2) Capture server / data format / meta-data:
The purpose of the capture server is give us a 15 minute lead on the pcap's we are already getting and to give us coverage on teams redirecting through other services on our box. For example if we are exploited on wdub and then the shellcode running there redirects to atmail on 127.0.0.1 the attacking team can skip the span port on the switch and hide their atmail exploit from our pcaps. The 15 minute lead time on pcaps means 1 or 2 rounds of faster exploit replay. The redirection capture may prove crucial if we're expecting to see more advanced shellcode this year.
As far as formatting, it doesn't matter to me what format we use for this. I was planning to log CONNECT
3) Network filtering off of the game box.
I think this is a bad idea. It adds complexity that makes our services block on other network communications. Other teams have abandoned similar setups (Routards @ DC 21) due to latency and associated SLA hits. However, they may have been doing more than pcre on the back end. I agree that we do need to test the performing impacts for gatekeeper redirection and pcre matching. I don't think we are going to have anything slower than the odroids this year so we can performance test on those. A review of last years pcaps will hopefully tell us how fast we need to be.

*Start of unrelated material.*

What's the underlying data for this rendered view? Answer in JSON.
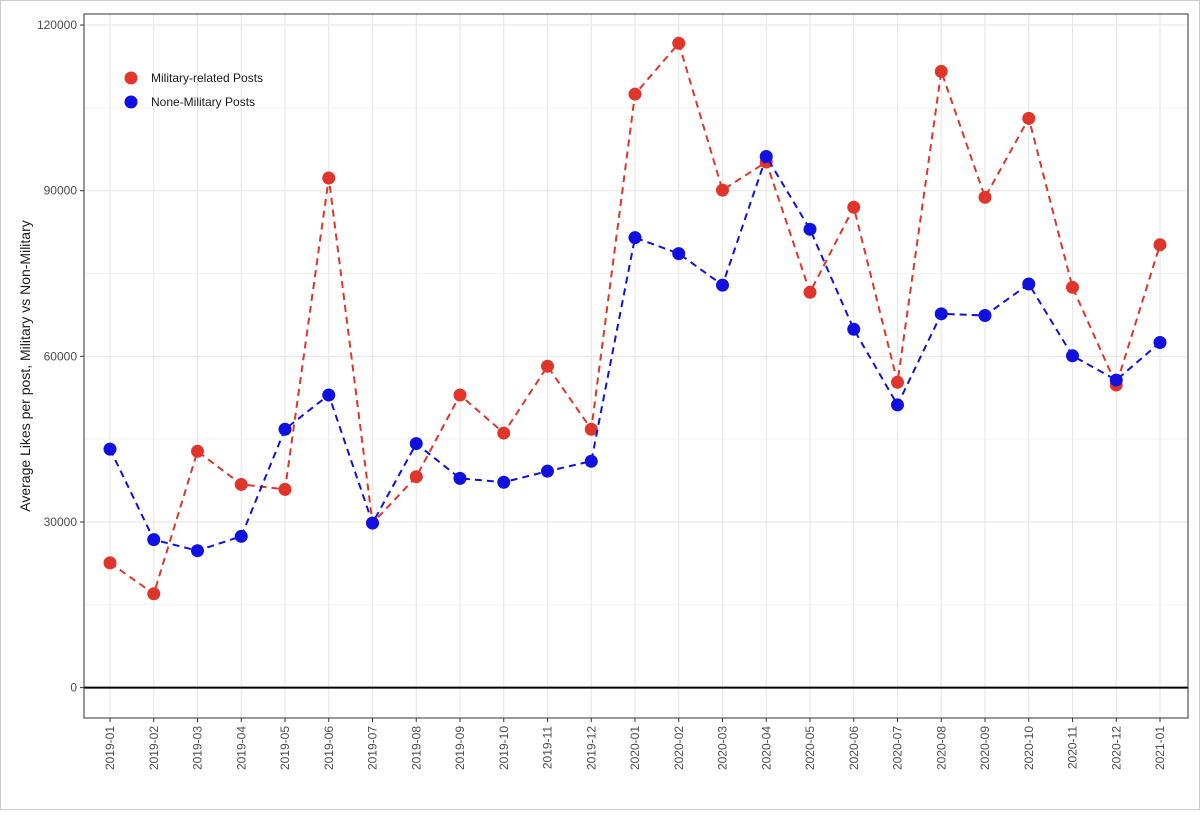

Hopefully that helps to clarify some of what I was thinking when putting together the initial design of gatekeeper.
Simple, human readable without additional tools
This won't work for bi-directional communication unless you have two separate logs. It's also impossible to find out exactly which packets arrived at exactly which millisecond.
Here is an example that might be in one file. It will show both sides of the conversation.
CONNECTED: 10.5.5.8 SENT: 0000000: 696d 6170 2073 6572 7665 7220 7634 2072 imap server v4 r 0000010: 6561 6479 2033 3832 3334 6466 6139 3063 eady 38234dfa90c 0000020: 320a 2. RECV: 0000000: 6865 6c6f 2066 6f6f 4062 6172 2e63 6f6d helo foo@bar.com 0000010: 0a ... DISCONNECT
You are correct that we won't be able to know which packet arrived with which timing but the ordering will be correct. We could add a timestamp but do we need to know that information with a 15 minute lead time or can it wait until we get the pcaps? I could see it helping if we were automating things but knowing when the connection started by the timestamp in the capture filename will be enough to match with inotify.
getting complex here is going to burn us IMHO..
we should focus on gatekeeper stopping attacks, and notifying us of an attack by simply telling us a key read happened at a given time.
if we can flag a key read and dump a hexdump like above, that is very easy to implement a replay
This is ~completely solved with my pcap
implementation. See my branch.
As data comes in send it off to our capture server, we will lose context but we will have a realtime view of data coming into our services, log to file for each new connection.